Electrifying automobile in custom suit

How Audi designs unique camouflage outfits for prototypes.

08/24/2023 Reading Time: 3 min

Designer Marco dos Santos layouting the adhesive foils

Audi has already wrapped more than 20 prototypes and one-offs in unique foil – including the prototype of the Audi Q6 e-tron. Designer Marco dos Santos provides exclusive insights into how the expressive design is created and the philosophy behind it.
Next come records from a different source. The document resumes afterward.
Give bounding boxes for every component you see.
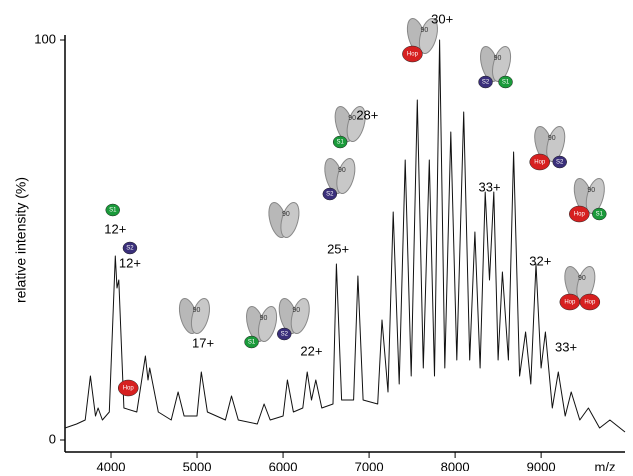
complex-icon: 90 S2	[276, 297, 310, 341]
spectrum-line	[64, 39, 626, 433]
x-tick-label: 9000	[527, 459, 556, 471]
x-tick-label: 8000	[441, 459, 470, 471]
cochaperone	[244, 335, 259, 349]
cochaperone	[498, 75, 513, 89]
x-tick-label: 4000	[97, 459, 126, 471]
x-tick-label: 6000	[269, 459, 298, 471]
hsp90-monomer	[280, 201, 300, 239]
icon-label: 90	[282, 211, 290, 218]
x-axis-label: m/z	[595, 459, 616, 471]
icon-label: Hop	[564, 300, 576, 306]
cochaperone	[105, 203, 120, 217]
icon-label: 90	[348, 115, 356, 122]
hsp90-monomer	[346, 105, 366, 143]
complex-icon: 90 Hop Hop	[559, 265, 601, 311]
charge-label: 33+	[555, 339, 577, 354]
hsp90-monomer	[336, 157, 356, 195]
hsp90-monomer	[492, 45, 512, 83]
charge-label: 33+	[478, 179, 500, 194]
y-axis-label: relative intensity (%)	[13, 177, 29, 303]
complex-icon: Hop	[117, 379, 139, 397]
complex-icon: 90 Hop S2	[529, 125, 567, 171]
icon-label: 90	[292, 307, 300, 314]
complex-icon: 90	[268, 201, 300, 239]
cochaperone	[552, 155, 567, 169]
cochaperone	[332, 135, 348, 149]
y-tick-label: 0	[49, 431, 56, 446]
complex-icon: 90	[178, 297, 210, 335]
cochaperone	[529, 153, 550, 171]
icon-label: 90	[494, 55, 502, 62]
icon-label: S1	[502, 80, 510, 86]
complex-icon: 90 S1	[332, 105, 366, 149]
icon-label: S1	[248, 340, 256, 346]
icon-label: 90	[578, 275, 586, 282]
hsp90-monomer	[546, 125, 566, 163]
charge-label: 12+	[104, 221, 126, 236]
cochaperone	[579, 293, 601, 311]
icon-label: S1	[596, 212, 604, 218]
icon-label: 90	[193, 307, 201, 314]
cochaperone	[478, 75, 493, 89]
charge-label: 25+	[327, 241, 349, 256]
icon-label: Hop	[534, 160, 546, 166]
icon-label: S2	[126, 246, 134, 252]
icon-label: Hop	[584, 300, 596, 306]
icon-label: Hop	[407, 52, 419, 58]
complex-icon: 90 S2 S1	[478, 45, 513, 89]
icon-label: S1	[336, 140, 344, 146]
cochaperone	[402, 45, 423, 63]
x-tick-label: 5000	[183, 459, 212, 471]
charge-label: 28+	[356, 107, 378, 122]
icon-label: S2	[281, 332, 289, 338]
icon-label: 90	[548, 135, 556, 142]
hsp90-monomer	[418, 17, 438, 55]
hsp90-monomer	[258, 305, 278, 343]
cochaperone	[592, 207, 607, 221]
complex-icon: 90 Hop S1	[569, 177, 607, 223]
icon-label: Hop	[574, 212, 586, 218]
charge-label: 22+	[300, 343, 322, 358]
hsp90-monomer	[290, 297, 310, 335]
icon-label: Hop	[123, 386, 135, 392]
hsp90-monomer	[585, 177, 605, 215]
icon-label: 90	[260, 315, 268, 322]
icon-label: S2	[482, 80, 490, 86]
x-tick-label: 7000	[355, 459, 384, 471]
charge-label: 17+	[192, 335, 214, 350]
icon-label: 90	[338, 167, 346, 174]
cochaperone	[276, 327, 292, 341]
charge-label: 12+	[119, 255, 141, 270]
charge-label: 32+	[529, 253, 551, 268]
icon-label: S1	[109, 208, 117, 214]
cochaperone	[569, 205, 590, 223]
cochaperone	[322, 187, 338, 201]
icon-label: 90	[421, 27, 429, 34]
hsp90-monomer	[190, 297, 210, 335]
cochaperone	[122, 241, 138, 255]
complex-icon: 90 S2	[322, 157, 356, 201]
icon-label: 90	[587, 187, 595, 194]
complex-icon: 90 Hop	[402, 17, 438, 63]
complex-icon: S2	[122, 241, 138, 255]
complex-icon: 90 S1	[244, 305, 278, 349]
icon-label: S2	[556, 160, 564, 166]
charge-label: 30+	[431, 11, 453, 26]
icon-label: S2	[326, 192, 334, 198]
y-tick-label: 100	[34, 31, 56, 46]
complex-icon: S1	[105, 203, 120, 217]
cochaperone	[117, 379, 139, 397]
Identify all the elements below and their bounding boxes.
The pen in Marco dos Santos’ hand glides across the paper – large-scale graphics in Gloss Fierce Fuchsia, a purple hue, meet detailed mesh and stripe graphics in silver. It’s spring in Ingolstadt as the first ideas for the foil of the Audi Q6 e-tron prototype emerge on the sheet of paper. Marco dos Santos, who is responsible for Design Branding at Audi, peers over the rim of his lilac-tinted sunglasses, a podcast playing in the background. “When I'm drawing, I need a certain level of background noise. Sometimes it's easier to capture your ideas when your brain is busy doing something else entirely.” Then, says the designer, the pen in his hand moves almost automatically.

Audi prototypes and one-offs in custom suit

Marco dos Santos cuts out adhesive foil

Audi prototypes and one-offs in custom suit

Since 2018, Audi prototypes and one-offs have received individual foils. The four rings also recently presented the S1 Hoonitron and the Formula 1 show car in the so-called livery design. Dos Santos dresses each model in a custom suit, so to speak. “It is one of a kind in the world, just for this exact model,” says the designer, who notes that expectations of car design have increased. “Our expectations in terms of design have increased enormously since we have all had high-performance cameras in our pockets. Aesthetics have become a fundamental part of our everyday lives, and that’s naturally reflected in the choice of things we use and surround ourselves with every day.”

Marco dos Santos cuts out adhesive foil

Foil emphasizes key elements of vehicle architecture

Marco dos Santos looks at layouts and foils on the radiator bonnet of the prototype

Foil emphasizes key elements of vehicle architecture

The shapes and colors of the foil are intended to emphasize the key elements of the vehicle architecture. On the Audi Q6 e-tron, for example, the lower sill is set apart from the body in white. “Through the foil, we create opportunities on a prototype to talk about the design, which is actually still mostly secret,” dos Santos explains. “We can still be vague on one hand, while already deliberately going into more detail on certain things. Technology and design are closely intertwined. Technology is becoming increasingly powerful and precise and, using the Q6 e-tron as an example that’s also evident in the design, the choice of materials and the way the story is told.”

Marco dos Santos looks at layouts and foils on the radiator bonnet of the prototype

Inspiration can be found in the craziest objects“

Marco dos Santos, Designer

Dos Santos never runs out of ideas; he also draws inspiration from everyday objects. “Whether it’s fashion, art, robotics or the ceramic tile in a friend’s kitchen: Inspiration to work with colors, materials or graphics can be found in the craziest objects,” he says. “And I think it's also important to look for it there, rather than just studying existing livery designs.”

Designers match foil to car

At the beginning of the design process, he decides together with his colleagues from Exterior Design which areas of the body should be particularly emphasized. Dos Santos: “In the case of a custom-made suit, for example, it’s the waistline or the shoulders. And with a vehicle, too, it’s all about the musculature and the distinctive shoulder line. Only when everything is perfectly matched to the person – or the car, for that matter – does a custom suit fit perfectly.”

Employee applying adhesive film to the vehicle door

The moment of truth in the design process

After many sketches by hand, dos Santos’ vision is finally applied to the vehicle using image and graphics software. The foiling process, which takes several days, requires the utmost precision. Munich-born dos Santos keeps a low profile during this process: “Unfortunately, I’m extremely clumsy and always observe this part of the work from a safe distance.” The foiling, he says, is the moment of truth. “Because previously geometrically straight lines quickly become crooked, skewed or overstretched when transferred to a car body with its curved surfaces.” At this stage of the work, “many things are discarded, reconsidered and redesigned.” Until everything fits one hundred percent, from every angle.


Dos Santos experiences his personal favorite moment in the design process when his vision takes shape. When his strokes on paper are transferred to the vehicle. When he senses that his idea is working. And when the custom suit is a perfect fit.